The DTX Protein Family: An Emerging Set of E3 Ubiquitin Ligases in Cancer

Abstract

Until recently, Deltex (DTX) proteins have been considered putative E3 ligases, based on the presence of an E3 RING domain in their protein coding sequence. The human DTX family includes DTX1, DTX2, DTX3, DTX3L and DTX4. Despite the fact that our knowledge of this class of E3-ubiquitin ligases is still at an early stage, our understanding of their role in oncogenesis is beginning to unfold. In fact, recently published studies allow us to define specific biological scenarios and further consolidate evidence-based working hypotheses. According to the current evidence, all DTX family members are involved in the regulation of Notch signaling, suggesting a phylogenetically conserved role in the regulation of this pathway. Indeed, additional evidence reveals a wider involvement of these proteins in other signaling complexes and cancer-promoting mechanisms beyond NOTCH signaling. DTX3, in particular, had been known to express two isoform variants (DTX3a and DTX3b). The recent identification and cloning of a third isoform variant in cancer (DTX3c), and its specific involvement in EphB4 degradation in cancer cells, sheds further light on this group of proteins and their specific role in cancer. Herein, we review the cumulative knowledge of this family of E3 Ubiquitin ligases with a specific focus on the potential oncogenic role of DTX isoforms in light of the rapidly expanding findings regarding this protein family's cellular targets and regulated signaling pathways. Furthermore, using a comparative and bioinformatic approach, we here disclose a new putative motif of a member of this family which may help in understanding the biological and contextual differences between the members of these proteins.
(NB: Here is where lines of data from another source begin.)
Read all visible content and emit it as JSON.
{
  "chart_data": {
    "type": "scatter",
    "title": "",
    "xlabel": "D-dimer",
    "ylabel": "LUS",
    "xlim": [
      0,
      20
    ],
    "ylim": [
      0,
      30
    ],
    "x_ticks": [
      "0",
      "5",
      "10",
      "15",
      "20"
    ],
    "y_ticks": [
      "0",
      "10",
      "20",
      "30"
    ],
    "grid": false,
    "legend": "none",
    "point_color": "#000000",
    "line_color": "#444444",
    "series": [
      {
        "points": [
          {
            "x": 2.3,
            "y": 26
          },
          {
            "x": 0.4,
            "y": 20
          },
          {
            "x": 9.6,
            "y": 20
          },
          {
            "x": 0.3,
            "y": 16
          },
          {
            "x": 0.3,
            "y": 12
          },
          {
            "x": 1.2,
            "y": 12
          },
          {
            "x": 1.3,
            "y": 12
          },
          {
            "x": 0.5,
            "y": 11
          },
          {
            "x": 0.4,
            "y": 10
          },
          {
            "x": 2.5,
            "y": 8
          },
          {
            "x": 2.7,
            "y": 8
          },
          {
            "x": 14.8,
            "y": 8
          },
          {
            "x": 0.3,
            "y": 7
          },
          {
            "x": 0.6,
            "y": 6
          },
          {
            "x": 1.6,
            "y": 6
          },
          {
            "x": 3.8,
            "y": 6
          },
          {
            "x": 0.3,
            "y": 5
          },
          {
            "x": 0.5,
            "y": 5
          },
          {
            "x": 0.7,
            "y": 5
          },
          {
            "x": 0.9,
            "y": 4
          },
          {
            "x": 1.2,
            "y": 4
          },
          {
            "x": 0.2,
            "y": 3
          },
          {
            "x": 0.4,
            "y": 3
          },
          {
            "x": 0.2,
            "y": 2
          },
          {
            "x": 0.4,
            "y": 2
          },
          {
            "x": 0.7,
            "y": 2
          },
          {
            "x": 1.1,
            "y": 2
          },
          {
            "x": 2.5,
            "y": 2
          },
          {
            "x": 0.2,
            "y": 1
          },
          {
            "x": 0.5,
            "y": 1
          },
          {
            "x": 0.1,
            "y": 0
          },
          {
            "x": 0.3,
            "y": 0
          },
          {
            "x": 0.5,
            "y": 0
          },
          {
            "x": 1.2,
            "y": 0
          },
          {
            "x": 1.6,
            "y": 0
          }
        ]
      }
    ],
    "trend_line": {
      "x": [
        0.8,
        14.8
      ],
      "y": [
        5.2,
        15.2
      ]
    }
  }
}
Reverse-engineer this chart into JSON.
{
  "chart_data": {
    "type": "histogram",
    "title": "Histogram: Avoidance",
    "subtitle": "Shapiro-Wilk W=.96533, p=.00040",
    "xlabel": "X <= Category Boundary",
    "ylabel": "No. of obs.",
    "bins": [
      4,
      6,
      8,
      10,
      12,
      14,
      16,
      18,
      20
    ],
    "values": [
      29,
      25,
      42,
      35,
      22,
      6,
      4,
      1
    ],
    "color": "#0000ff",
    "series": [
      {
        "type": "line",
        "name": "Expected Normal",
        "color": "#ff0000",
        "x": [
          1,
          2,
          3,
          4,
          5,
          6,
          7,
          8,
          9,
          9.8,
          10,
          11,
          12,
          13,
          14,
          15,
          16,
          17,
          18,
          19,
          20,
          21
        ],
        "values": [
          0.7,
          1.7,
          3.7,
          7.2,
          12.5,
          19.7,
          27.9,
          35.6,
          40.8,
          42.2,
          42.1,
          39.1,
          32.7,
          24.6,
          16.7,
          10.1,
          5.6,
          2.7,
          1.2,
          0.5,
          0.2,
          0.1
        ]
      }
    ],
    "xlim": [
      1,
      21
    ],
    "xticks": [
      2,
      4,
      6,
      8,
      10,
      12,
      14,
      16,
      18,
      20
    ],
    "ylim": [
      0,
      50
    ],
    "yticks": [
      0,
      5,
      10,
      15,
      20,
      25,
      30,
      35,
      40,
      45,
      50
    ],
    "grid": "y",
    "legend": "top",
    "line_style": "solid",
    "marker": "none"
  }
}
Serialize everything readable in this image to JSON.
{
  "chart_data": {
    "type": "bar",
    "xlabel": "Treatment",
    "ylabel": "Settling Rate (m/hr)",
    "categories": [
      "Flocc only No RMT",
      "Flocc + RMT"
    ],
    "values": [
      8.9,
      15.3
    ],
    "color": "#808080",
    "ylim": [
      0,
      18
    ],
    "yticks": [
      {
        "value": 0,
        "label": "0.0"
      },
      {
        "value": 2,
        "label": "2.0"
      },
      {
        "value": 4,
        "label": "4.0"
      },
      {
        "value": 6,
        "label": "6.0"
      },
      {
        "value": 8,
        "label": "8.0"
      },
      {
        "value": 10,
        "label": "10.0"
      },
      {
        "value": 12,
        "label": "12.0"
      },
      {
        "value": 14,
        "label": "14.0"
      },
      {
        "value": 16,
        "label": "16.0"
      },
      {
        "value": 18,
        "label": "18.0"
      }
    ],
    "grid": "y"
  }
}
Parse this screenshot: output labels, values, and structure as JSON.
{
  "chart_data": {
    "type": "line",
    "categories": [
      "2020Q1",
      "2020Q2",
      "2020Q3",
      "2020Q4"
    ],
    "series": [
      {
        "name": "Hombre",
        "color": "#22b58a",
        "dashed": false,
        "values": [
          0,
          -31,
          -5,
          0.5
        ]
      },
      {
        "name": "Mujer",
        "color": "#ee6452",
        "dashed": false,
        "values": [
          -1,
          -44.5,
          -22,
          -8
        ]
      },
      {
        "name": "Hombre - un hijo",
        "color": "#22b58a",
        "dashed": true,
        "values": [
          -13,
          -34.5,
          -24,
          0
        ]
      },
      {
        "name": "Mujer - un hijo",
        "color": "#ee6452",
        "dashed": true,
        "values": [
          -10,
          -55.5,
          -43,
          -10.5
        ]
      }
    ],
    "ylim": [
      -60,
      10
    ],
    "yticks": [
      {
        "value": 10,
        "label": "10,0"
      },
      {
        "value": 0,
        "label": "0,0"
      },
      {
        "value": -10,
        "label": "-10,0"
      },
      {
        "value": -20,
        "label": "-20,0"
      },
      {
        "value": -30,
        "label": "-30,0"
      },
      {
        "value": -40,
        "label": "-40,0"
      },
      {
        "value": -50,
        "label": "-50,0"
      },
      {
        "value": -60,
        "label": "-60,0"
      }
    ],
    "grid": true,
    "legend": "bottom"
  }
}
Keywords: DTC, Deltex C-terminal (region); Degron; Deltex, DTX; H2-RING, synonym of C3H2C3-RING; HC-RING, synonym of C3HC4-RING; RING, really interesting new gene (motifs); RNF, Ring Finger (domain); UbE3L, Ubiquitin E3 Ligase; pDegron, Phospho-Degron; piDegron, Phospho-inhibited Degron.

Figure 1

The Drosophila and human DTX protein domain structure. WWE, WWE tandem domains; DTX3-NTa, DTX3a N-Terminal variant (isoform 1); DTX3-NTb, DTX3b N-Terminal variant (isoform 2), D, D-Domain; H2-RING, canonical Ring finger motif (H2)-containing domain; HC-RING, C3HC4 finger motif-containing domain; DTC, Deltex C-Terminal Domain. DTX3c N-Terminal domain retains both 1a and 1b exons to generate a new isoform (isoform 3) with N-terminus 3D unique distribution differing from the canonical DTX3a and DTX3b isoforms.

Figure 2

Sequence comparison and consensus (bold) of the RING motifs in DTX proteins. Bolded sequences, consensus sequence within each RING category, red letters under the asterisk indicate consensus residues shared among all DTX proteins RING motifs; black asterisks are the conserved C residues concurring to the Ring domain numbering; red asterisks correspond to positions in the RING domain alignment supporting the H2 versus HC RING acronym.

Figure 3

DTX3 isoforms N-terminal domain (N-terminal 100aa) predicted tridimensional structure. The structures projections shown on the left were selected to display the different N-terminal end orientation of DTX3c (in the red dotted circle) compared to isoforms a and b. The diagram on the right displays different projections of the DTX3 isoform Nt-100 structures shown on the left corresponding to the computational nodes (in the center) calculated out of 40,000 potential conformations (adapted from Scalia et al. 2023 [8]). The functional implications of DTX3c unique N-terminal spatial configuration are discussed in the text.